Women doing more multi-tasking than men, their sleep cycle which includes going to bed earlier than men even though they get up at the same time, and doing more ‘physical’ jobs at home could all be reasons as to why, according to the researcher.
“Increased cognitive demands could be one of those reasons, but the picture is more complex than that,” he said.
“Women also still do more unpaid physical work at home, women tend to go to bed earlier due to an earlier circadian cycle while both sexes get up in response to social, work or family demands.”
He added that women are also more likely to suffer from insomnia which would lead them to go to bed earlier in an attempt to get more sleep.
It comes after a report in RSVPLive that says women need more sleep than men due to the increased demands of multi-tasking on their brains.
According to sleep neuroscientist Professor Jim Horne, who is cited in the article, women can experience increased levels of psychological distress due to lack of sleep, while men don’t.

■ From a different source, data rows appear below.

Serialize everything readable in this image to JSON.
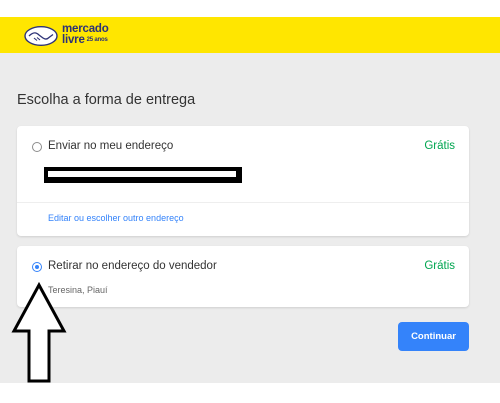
{
  "header": {
    "logo_line1": "mercado",
    "logo_line2": "livre",
    "logo_badge": "25 anos",
    "color": "#ffe600"
  },
  "page": {
    "title": "Escolha a forma de entrega"
  },
  "options": [
    {
      "label": "Enviar no meu endereço",
      "price": "Grátis",
      "selected": false,
      "address": "[redacted]",
      "link": "Editar ou escolher outro endereço"
    },
    {
      "label": "Retirar no endereço do vendedor",
      "price": "Grátis",
      "selected": true,
      "location": "Teresina, Piauí"
    }
  ],
  "continue_button": {
    "label": "Continuar",
    "color": "#3483fa"
  },
  "annotation": {
    "icon": "up-arrow-icon"
  },
  "colors": {
    "accent": "#3483fa",
    "free": "#00a650"
  }
}
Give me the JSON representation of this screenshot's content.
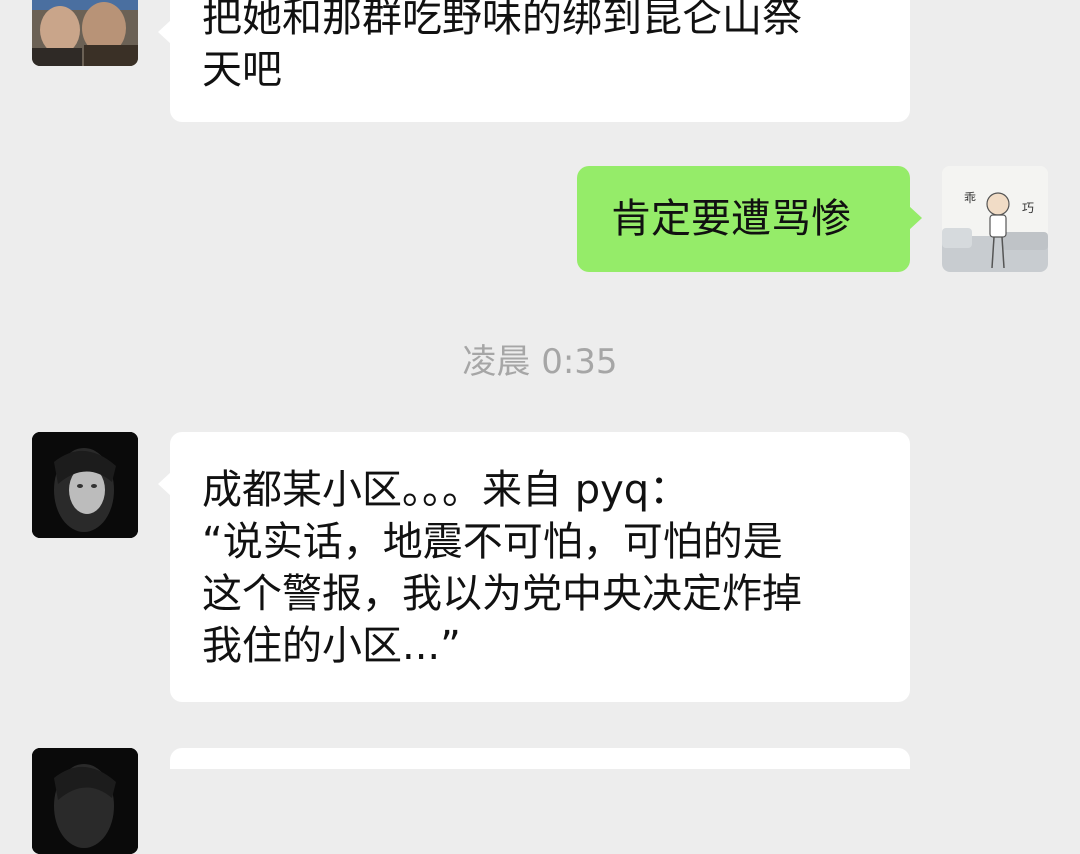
{
  "messages": [
    {
      "sender": "other",
      "lines": [
        "把她和那群吃野味的绑到昆仑山祭",
        "天吧"
      ]
    },
    {
      "sender": "self",
      "lines": [
        "肯定要遭骂惨"
      ],
      "avatar_text": [
        "乖",
        "巧"
      ]
    },
    {
      "sender": "other",
      "lines": [
        "成都某小区。。。来自 pyq：",
        "“说实话，地震不可怕，可怕的是",
        "这个警报，我以为党中央决定炸掉",
        "我住的小区...”"
      ]
    }
  ],
  "timestamp": "凌晨 0:35"
}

However, he says there is no evidence to support the idea that a lack of sleep affects the mental state of women more than men.
“Psychological distress – and reduced daytime functioning – occurs in both men and women in response to sleep deprivation; there are substantial differences in how susceptible people are to the effects of sleep deprivation but these are strongly individual differences,” he said.
“It’s not true to say in a blanket way that men don’t experience psychological distress in response to sleep deprivation.
“There is some evidence that genetic factors are likely to play a role here, which is unsurprising as sleep patterns are strongly heritable.”
However, Dr Durrant does ultimately admit that more research is needed to support the claim that increased demands on the brain lead to women needing more sleep, something for which “there is not yet direct evidence”.